---
title: "senseR-introduction"
output: rmarkdown::html_vignette
vignette: >
  %\VignetteIndexEntry{senseR-introduction}
  %\VignetteEngine{knitr::rmarkdown}
  %\VignetteEncoding{UTF-8}
---

```{r, include = FALSE}
knitr::opts_chunk$set(
  collapse = TRUE,
  comment = "#>"
)
```

```{r setup}
library(senseR)
```

## Introduction

`senseR` is a statistical diagnostic tool designed to evaluate whether proxy indicators can reliably represent an underlying construct that cannot be directly observed or measured.
It is intended for analytical diagnostics and policy-oriented assessment. Note that it does not perform causal inference.

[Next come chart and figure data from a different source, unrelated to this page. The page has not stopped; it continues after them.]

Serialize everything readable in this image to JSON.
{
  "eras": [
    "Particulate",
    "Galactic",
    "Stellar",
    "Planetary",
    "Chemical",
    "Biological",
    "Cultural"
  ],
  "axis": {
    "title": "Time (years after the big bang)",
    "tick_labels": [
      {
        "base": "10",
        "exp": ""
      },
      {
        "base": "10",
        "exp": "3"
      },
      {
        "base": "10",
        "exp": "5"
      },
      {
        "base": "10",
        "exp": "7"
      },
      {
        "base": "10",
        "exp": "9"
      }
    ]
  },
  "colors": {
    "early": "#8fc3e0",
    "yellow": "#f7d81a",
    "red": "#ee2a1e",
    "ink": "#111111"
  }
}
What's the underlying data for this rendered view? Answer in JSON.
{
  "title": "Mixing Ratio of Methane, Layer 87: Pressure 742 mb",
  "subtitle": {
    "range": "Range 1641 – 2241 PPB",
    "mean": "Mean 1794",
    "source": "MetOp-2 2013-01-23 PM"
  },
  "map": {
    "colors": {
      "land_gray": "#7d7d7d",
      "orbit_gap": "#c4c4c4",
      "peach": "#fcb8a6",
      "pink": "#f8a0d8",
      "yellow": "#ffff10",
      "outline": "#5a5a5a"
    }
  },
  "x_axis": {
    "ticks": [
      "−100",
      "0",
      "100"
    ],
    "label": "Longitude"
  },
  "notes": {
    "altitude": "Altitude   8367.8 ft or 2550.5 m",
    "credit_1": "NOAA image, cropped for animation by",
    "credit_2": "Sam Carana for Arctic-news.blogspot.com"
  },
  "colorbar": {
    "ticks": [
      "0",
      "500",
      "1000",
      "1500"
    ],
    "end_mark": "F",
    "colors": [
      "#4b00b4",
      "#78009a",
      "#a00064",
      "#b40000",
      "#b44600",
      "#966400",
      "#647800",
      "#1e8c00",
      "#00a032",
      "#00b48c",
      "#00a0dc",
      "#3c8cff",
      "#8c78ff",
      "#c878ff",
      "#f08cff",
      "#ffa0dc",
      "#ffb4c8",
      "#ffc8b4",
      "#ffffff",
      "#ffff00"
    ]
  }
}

## The `senser()` Function

The main function is senser(). It computes a diagnostic score for each proxy based on five components:
Monotonicity – Spearman rank correlation between proxy and target.
Information content – Proportion of variance explained (R-squared).
Stability – Sensitivity of regression coefficients across subsamples.
Distributional alignment – Similarity of standardized distributions via Kolmogorov–Smirnov test.
Bias risk – Penalization for strong nonlinearity indicating potential proxy distortion.

The overall score is the average of these five components, ranging from 0 to 1:
Suitable proxy: score >= 0.70
Conditionally suitable: 0.40 <= score < 0.70
Not suitable proxy: score < 0.40
Interpretation is automatically generated in English or Indonesian.

```{r}
# example
set.seed(123)

# Simulated dataset
df <- data.frame(
  gdp = rnorm(100, 10, 2),
  ntl = rnorm(100, 50, 10),
  road_density = rnorm(100, 3, 0.5),
  mobile_signal = rnorm(100, 70, 15)
)

# Run senser in English
senser(
  data = df,
  proxy = c("ntl", "road_density", "mobile_signal"),
  target = "gdp",
  lang = "english"
)
```

```{r}
# Indonesian language support
senser(
  data = df,
  proxy = c("ntl", "road_density"),
  target = "gdp",
  lang = "indonesia"
)

```

## Notes
Output is printed to the console; the function does not return a value invisibly. Designed for applied diagnostics and policy assessment. Always compare multiple proxies to select the most reliable indicators.

## References

Elbers, C., Lanjouw, J. O., & Lanjouw, P. (2003). Micro-level estimation of poverty and inequality. Econometrica.
Henderson, J. V., Storeygard, A., & Weil, D. N. (2012). Measuring economic growth from outer space. American Economic Review.